Kemasan e-commerce dirancang untuk melindungi barang selama pengiriman. Berbeda dengan perdagangan konvensional, dalam e-commerce barang dipesan melalui internet dan dikirim langsung ke konsumen. Riset Korea Selatan pada tahun 2022 menemukan bahwa belanja online menghasilkan 4,8 kali lebih banyak sampah kemasan dibanding belanja offline. Pasar kemasan e-commerce global bernilai US$49,74 miliar pada tahun 2023 dan diproyeksikan naik menjadi US$53,35 miliar pada tahun 2024 hingga US$4,19 miliar pada tahun 2032.
Pengemasan Berlebihan dalam E-commerce
Beberapa alasan terjadinya pengemasan berlebihan atau overpackaging dalam industri e-commerce antara lain:
- Kemasan berperan penting dalam komunikasi pemasaran dan membentuk kesan positif bagi konsumen. Menurut riset, 52% konsumen e-commerce akan belanja lagi jika paket diterima dalam kemasan yang baik.
- Pengalaman unboxing menjadi momen penting, sehingga perusahaan perlu memperbaiki pengalaman konsumen melalui kemasan yang fungsional dan estetik.
- Jumlah konsumen yang berbelanja dari platform internasional meningkat, sehingga diperlukan kemasan berlapis-lapis untuk pengiriman jarak jauh.
- Fasilitas pengembalian barang menambah pemakaian material kemasan dan sampah.
Overpackaging sudah menjadi lumrah, sehingga perlu diperhatikan oleh pembuat kebijakan karena dampak lingkungan dan pemborosan energi serta emisi karbon.

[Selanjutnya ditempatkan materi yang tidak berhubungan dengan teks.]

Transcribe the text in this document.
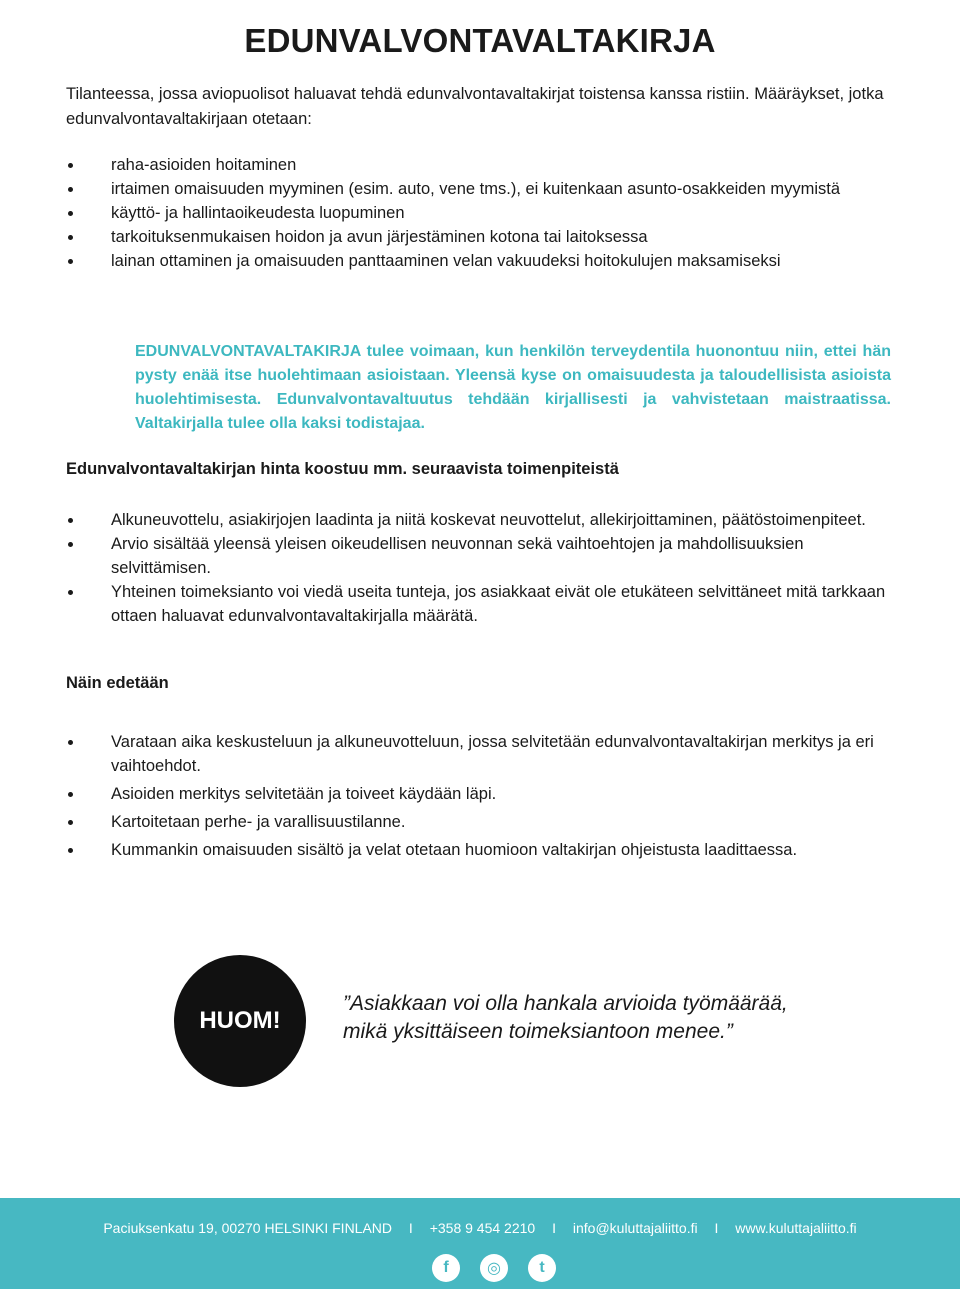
EDUNVALVONTAVALTAKIRJA

Tilanteessa, jossa aviopuolisot haluavat tehdä edunvalvontavaltakirjat toistensa kanssa ristiin. Määräykset, jotka edunvalvontavaltakirjaan otetaan:

raha-asioiden hoitaminen
irtaimen omaisuuden myyminen (esim. auto, vene tms.), ei kuitenkaan asunto-osakkeiden myymistä
käyttö- ja hallintaoikeudesta luopuminen
tarkoituksenmukaisen hoidon ja avun järjestäminen kotona tai laitoksessa
lainan ottaminen ja omaisuuden panttaaminen velan vakuudeksi hoitokulujen maksamiseksi

EDUNVALVONTAVALTAKIRJA tulee voimaan, kun henkilön terveydentila huonontuu niin, ettei hän pysty enää itse huolehtimaan asioistaan. Yleensä kyse on omaisuudesta ja taloudellisista asioista huolehtimisesta. Edunvalvontavaltuutus tehdään kirjallisesti ja vahvistetaan maistraatissa. Valtakirjalla tulee olla kaksi todistajaa.

Edunvalvontavaltakirjan hinta koostuu mm. seuraavista toimenpiteistä
Alkuneuvottelu, asiakirjojen laadinta ja niitä koskevat neuvottelut, allekirjoittaminen, päätöstoimenpiteet.
Arvio sisältää yleensä yleisen oikeudellisen neuvonnan sekä vaihtoehtojen ja mahdollisuuksien selvittämisen.
Yhteinen toimeksianto voi viedä useita tunteja, jos asiakkaat eivät ole etukäteen selvittäneet mitä tarkkaan ottaen haluavat edunvalvontavaltakirjalla määrätä.
Näin edetään
Varataan aika keskusteluun ja alkuneuvotteluun, jossa selvitetään edunvalvontavaltakirjan merkitys ja eri vaihtoehdot.
Asioiden merkitys selvitetään ja toiveet käydään läpi.
Kartoitetaan perhe- ja varallisuustilanne.
Kummankin omaisuuden sisältö ja velat otetaan huomioon valtakirjan ohjeistusta laadittaessa.
HUOM!

”Asiakkaan voi olla hankala arvioida työmäärää,
mikä yksittäiseen toimeksiantoon menee.”

Paciuksenkatu 19, 00270 HELSINKI FINLAND I +358 9 454 2210 I info@kuluttajaliitto.fi I www.kuluttajaliitto.fi
f ◎ t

Upaya Solusi untuk Mengurangi Sampah Kemasan Plastik
Penanganan masalah plastik kemasan e-commerce memerlukan keterlibatan pemerintah, perusahaan, dan masyarakat. Beberapa negara melarang jenis plastik tertentu, seperti Taiwan, Korea Selatan, Kanada, dan Spanyol yang melarang penggunaan kemasan PVC. Uni Eropa mengeluarkan PPWR (Packaging and Packaging Waste Regulation) yang membatasi area kosong dalam kotak kemasan maksimum 40%. Spanyol mengenakan pajak pada kemasan yang tidak bisa dipakai ulang. Cina mendorong pengurangan penggunaan kemasan plastik sekali pakai pada 2025 dan menyediakan 10 juta kotak pakai ulang.
Perusahaan perlu berinvestasi dalam inovasi desain dan teknologi untuk efisiensi dan sirkularitas kemasan. Contohnya, perusahaan e-commerce Belanda menggunakan mesin otomatis untuk mengemas barang dengan minimum ruang kosong. Penggunaan material alternatif seperti bioplastik dan karton juga menjadi solusi. Meskipun produksi karton menghasilkan lebih sedikit emisi karbon dibanding plastik, investasi awal tetap menjadi tantangan.
Kesadaran Konsumen dan Tantangan Masa Depan
Kesadaran akan keberlanjutan perlu dipromosikan di tengah konsumen e-commerce yang lebih mengutamakan harga, jumlah, dan waktu pengiriman. Laporan UNCTAD menyebutkan bahwa 66% konsumen Eropa, Amerika Utara, dan Amerika Selatan sadar pentingnya membeli produk dengan kemasan ramah lingkungan. Perusahaan e-commerce mulai memberikan opsi kemasan tambahan dengan biaya tambahan.
Kenyamanan belanja online harus diimbangi dengan kesadaran menjaga lingkungan. Perlu adanya kolaborasi antara pemerintah, perusahaan, dan masyarakat untuk mengurangi dampak lingkungan dari pertumbuhan e-commerce.